Now…now I’ve got one book out, and I can’t help but feel that the clock is ticking.
It seems to be pretty common philosophy in the literary market that if authors want to maintain visibility, they’ve got to keep publishing. After all, the market is swamped. Several writing sources recommend publishing at least four novels. A YEAR.
In a word- HA!
Now, full disclosure, while I take my writing seriously, I’m not looking at it as a major source of income- it won’t work for my family at this stage of our life.
Still, I have hard time doing anything halfway. Trying to compromise, I’d hoped to maybe manage one a year… but then I realized that the next challenge was facing me.
The Challenge of Different Seasons of Life
When I wrote my first novel, I had three children who still napped or had “quiet time” every afternoon. I taught one Art class a week, and did some church music.
Now, all three kids are past napping if I want them to sleep at night, I’m teaching twelve class periods a week, still doing some music…and I’m trying to get a novel written in less than half the time it took to write that first one.
I wish I had an easy answer- a way to reorganize or prioritize that meant writing was possible without failing to do my very best at my other roles. Sorry. I don’t.
The best I have is the realization I’ve come to: we go through different seasons of life. Each has its challenges and its blessings, and those affect what we can do during those times.
Will my current season allow me to get the second novel ready to go by next summer? I guess we’ll see. Will I get it done? As far as it’s up to me, barring cataclysmic events- yes. In time.
Now, I knew that my personal life would challenge my ability to write. However, I didn’t expect my first book to create problems for me….
The Challenge of Letting Go of the First Book
I spent a long time with the fictional characters of my first book. I followed them around and messed with their lives for years. If this weren’t all just on paper, they’d probably have been justified in seeking a restraining order. (“Officer, she just won’t leave us alone!”)
And now…now I hardly see them anymore.
It might sound strange, but I miss writing that story. I miss the familiarity of it, the characters I grew fond of, and even the ones I wouldn’t really want to pal around with in real life- I’m used to them.
I like this second book too, and I am excited about its potential…but it’s a completely different animal from the first novel. Different themes. Different nationalities. A compressed time frame. And a whole new cast of “people” to get to know.
Making new friends is hard.
The Challenge of Starting Over
Aside from the wrench of pulling away from my old story, there’s the fact that writing a novel is an awful lot of work.

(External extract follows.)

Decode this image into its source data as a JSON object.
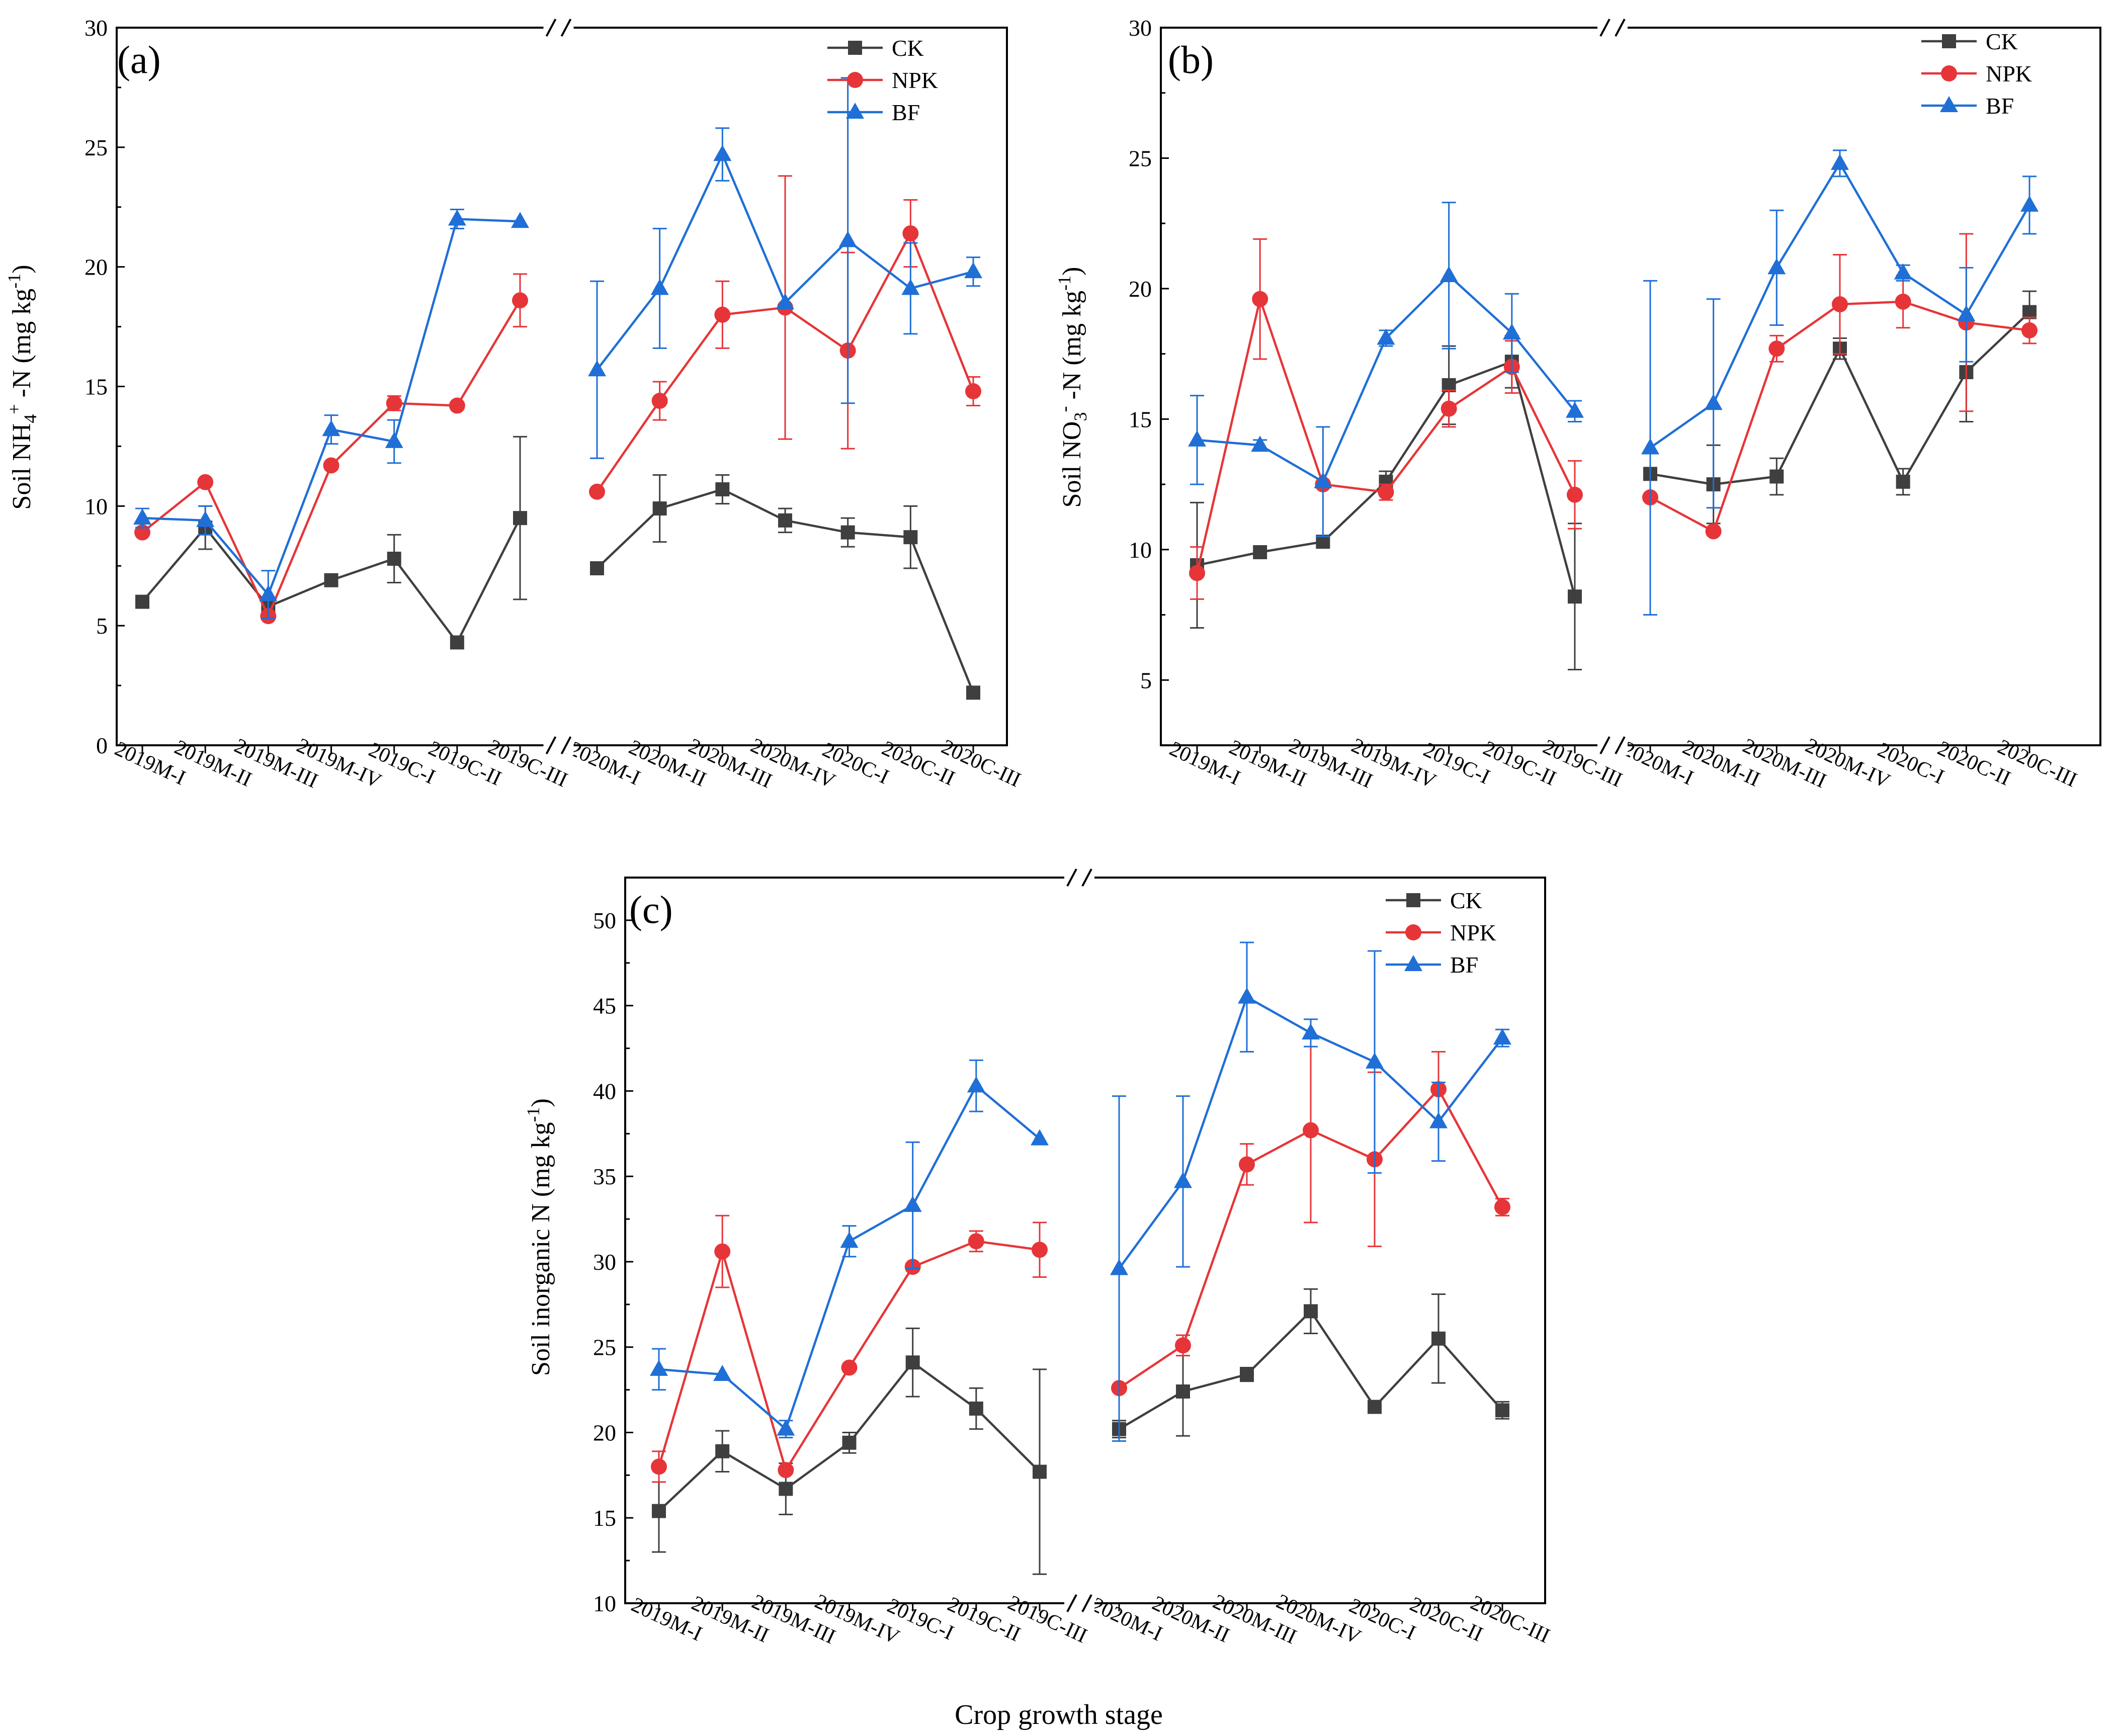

I’ve got a rough draft over 50,000 words. (Thank you, Nanowrimo!) That’s something, but not enough.
Half of the characters are barely developed.
The middle of the story is squishy.
I’m still not sure who’s going to survive to the end.
And the research…I need to find answers to dozens of questions about terrain, climate, history…and the best part is that since I started the book a couple of years back, even the research that I HAVE done is fragmented and tucked away in the cobwebby parts of my brain.
Having “climbed the mountain” of completing a novel and made it safely over, I’ll admit: it’s daunting to find myself standing at the foot of a brand NEW mountain. I stare up at all of the work that it will take to climb it, not sure I’ve got what it takes to make it happen again.
Of course, there’s only one way to find out.
Thanks for coming along on this part of the journey with me today!
Writers- how’s your journey going? Readers- any thoughts on things to make second (or third or fourth) books fabulous?